The useless dawn finds me in a deserted street-
   corner; I have outlived the night.
Nights are proud waves; darkblue topheavy waves
   laden with all the hues of deep spoil, laden with
   things unlikely and desirable.
Nights have a habit of mysterious gifts and refusals,
   of things half given away, half withheld,
   of joys with a dark hemisphere. Nights act
   that way, I tell you.
The surge, that night, left me the customary shreds
   and odd ends: some hated friends to chat
   with, music for dreams, and the smoking of
   bitter ashes.  The things my hungry heart
   has no use for.
The big wave brought you.
Words, any words, your laughter; and you so lazily
   and incessantly beautiful.  We talked and you
   have forgotten the words.
The shattering dawn finds me in a deserted street
   of my city.
Your profile turned away, the sounds that go to
   make your name, the lilt of your laughter:
   these are the illustrious toys you have left me.

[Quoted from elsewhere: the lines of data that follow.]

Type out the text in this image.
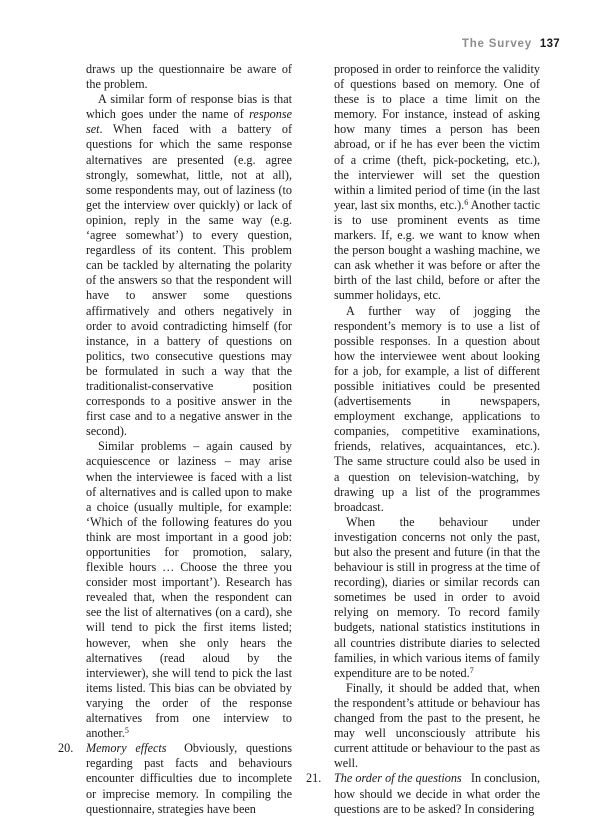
The Survey 137

draws up the questionnaire be aware of the problem.

A similar form of response bias is that which goes under the name of response set. When faced with a battery of questions for which the same response alternatives are presented (e.g. agree strongly, somewhat, little, not at all), some respondents may, out of laziness (to get the interview over quickly) or lack of opinion, reply in the same way (e.g. ‘agree somewhat’) to every question, regardless of its content. This problem can be tackled by alternating the polarity of the answers so that the respondent will have to answer some questions affirmatively and others negatively in order to avoid contradicting himself (for instance, in a battery of questions on politics, two consecutive questions may be formulated in such a way that the traditionalist-conservative position corresponds to a positive answer in the first case and to a negative answer in the second).

Similar problems – again caused by acquiescence or laziness – may arise when the interviewee is faced with a list of alternatives and is called upon to make a choice (usually multiple, for example: ‘Which of the following features do you think are most important in a good job: opportunities for promotion, salary, flexible hours … Choose the three you consider most important’). Research has revealed that, when the respondent can see the list of alternatives (on a card), she will tend to pick the first items listed; however, when she only hears the alternatives (read aloud by the interviewer), she will tend to pick the last items listed. This bias can be obviated by varying the order of the response alternatives from one interview to another.$^5$

20. Memory effects Obviously, questions regarding past facts and behaviours encounter difficulties due to incomplete or imprecise memory. In compiling the questionnaire, strategies have been

proposed in order to reinforce the validity of questions based on memory. One of these is to place a time limit on the memory. For instance, instead of asking how many times a person has been abroad, or if he has ever been the victim of a crime (theft, pick-pocketing, etc.), the interviewer will set the question within a limited period of time (in the last year, last six months, etc.).$^6$ Another tactic is to use prominent events as time markers. If, e.g. we want to know when the person bought a washing machine, we can ask whether it was before or after the birth of the last child, before or after the summer holidays, etc.

A further way of jogging the respondent’s memory is to use a list of possible responses. In a question about how the interviewee went about looking for a job, for example, a list of different possible initiatives could be presented (advertisements in newspapers, employment exchange, applications to companies, competitive examinations, friends, relatives, acquaintances, etc.). The same structure could also be used in a question on television-watching, by drawing up a list of the programmes broadcast.

When the behaviour under investigation concerns not only the past, but also the present and future (in that the behaviour is still in progress at the time of recording), diaries or similar records can sometimes be used in order to avoid relying on memory. To record family budgets, national statistics institutions in all countries distribute diaries to selected families, in which various items of family expenditure are to be noted.$^7$

Finally, it should be added that, when the respondent’s attitude or behaviour has changed from the past to the present, he may well unconsciously attribute his current attitude or behaviour to the past as well.

21. The order of the questions In conclusion, how should we decide in what order the questions are to be asked? In considering
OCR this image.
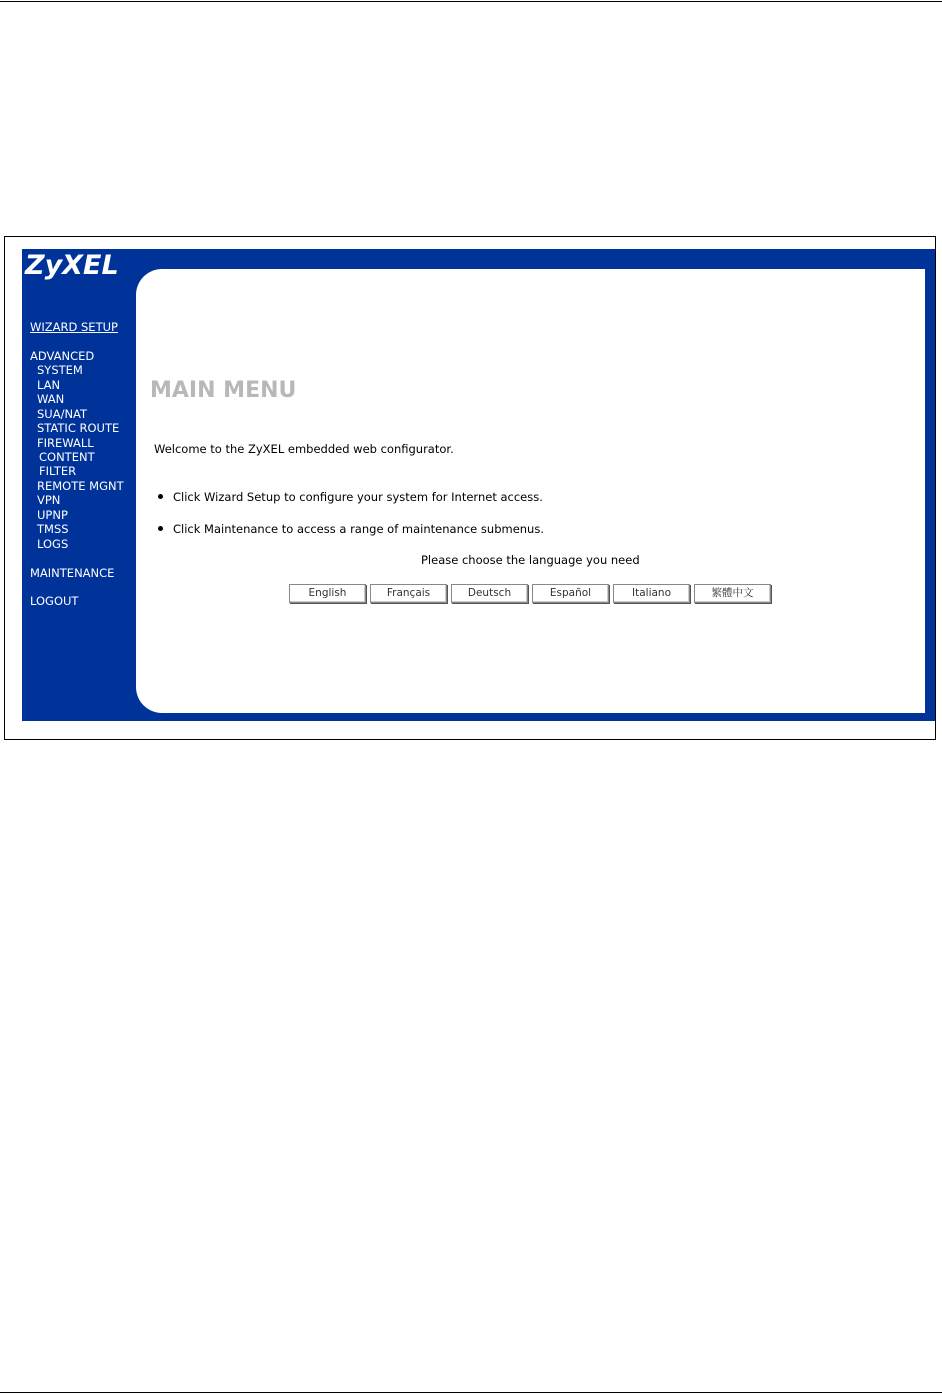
ZyXEL
WIZARD SETUP
ADVANCED
SYSTEM
LAN
WAN
SUA/NAT
STATIC ROUTE
FIREWALL
CONTENT
FILTER
REMOTE MGNT
VPN
UPNP
TMSS
LOGS
MAINTENANCE
LOGOUT
MAIN MENU
Welcome to the ZyXEL embedded web configurator.
Click Wizard Setup to configure your system for Internet access.
Click Maintenance to access a range of maintenance submenus.
Please choose the language you need
English	Français	Deutsch	Español	Italiano	繁體中文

I turn them over in the dawn, I lose them, I find
   them; I tell them to the few stray dogs and
   to the few stray stars of the dawn.
Your dark rich life ...
I must get at you, somehow; I put away those
   illustrious toys you have left me, I want your
   hidden look, your real smile -- that lonely,
   mocking smile your cool mirror knows.

                    II

What can I hold you with?
I offer you lean streets, desperate sunsets, the
   moon of the jagged suburbs.
I offer you the bitterness of a man who has looked
   long and long at the lonely moon.
I offer you my ancestors, my dead men, the ghosts
   that living men have honoured in bronze:
   my father's father killed in the frontier of
   Buenos Aires, two bullets through his lungs,
   bearded and dead, wrapped by his soldiers in
   the hide of a cow; my mother's grandfather
    --just twentyfour-- heading a charge of
   three hundred men in Peru, now ghosts on
   vanished horses.
I offer you whatever insight my books may hold,
   whatever manliness or humour my life.
I offer you the loyalty of a man who has never
   been loyal.
I offer you that kernel of myself that I have saved,
   somehow --the central heart that deals not
   in words, traffics not with dreams, and is
   untouched by time, by joy, by adversities.
I offer you the memory of a yellow rose seen at
   sunset, years before you were born.
I offer you explanations of yourself, theories about
   yourself, authentic and surprising news of
   yourself.
 I can give you my loneliness, my darkness, the
   hunger of my heart; I am trying to bribe you
   with uncertainty, with danger, with defeat.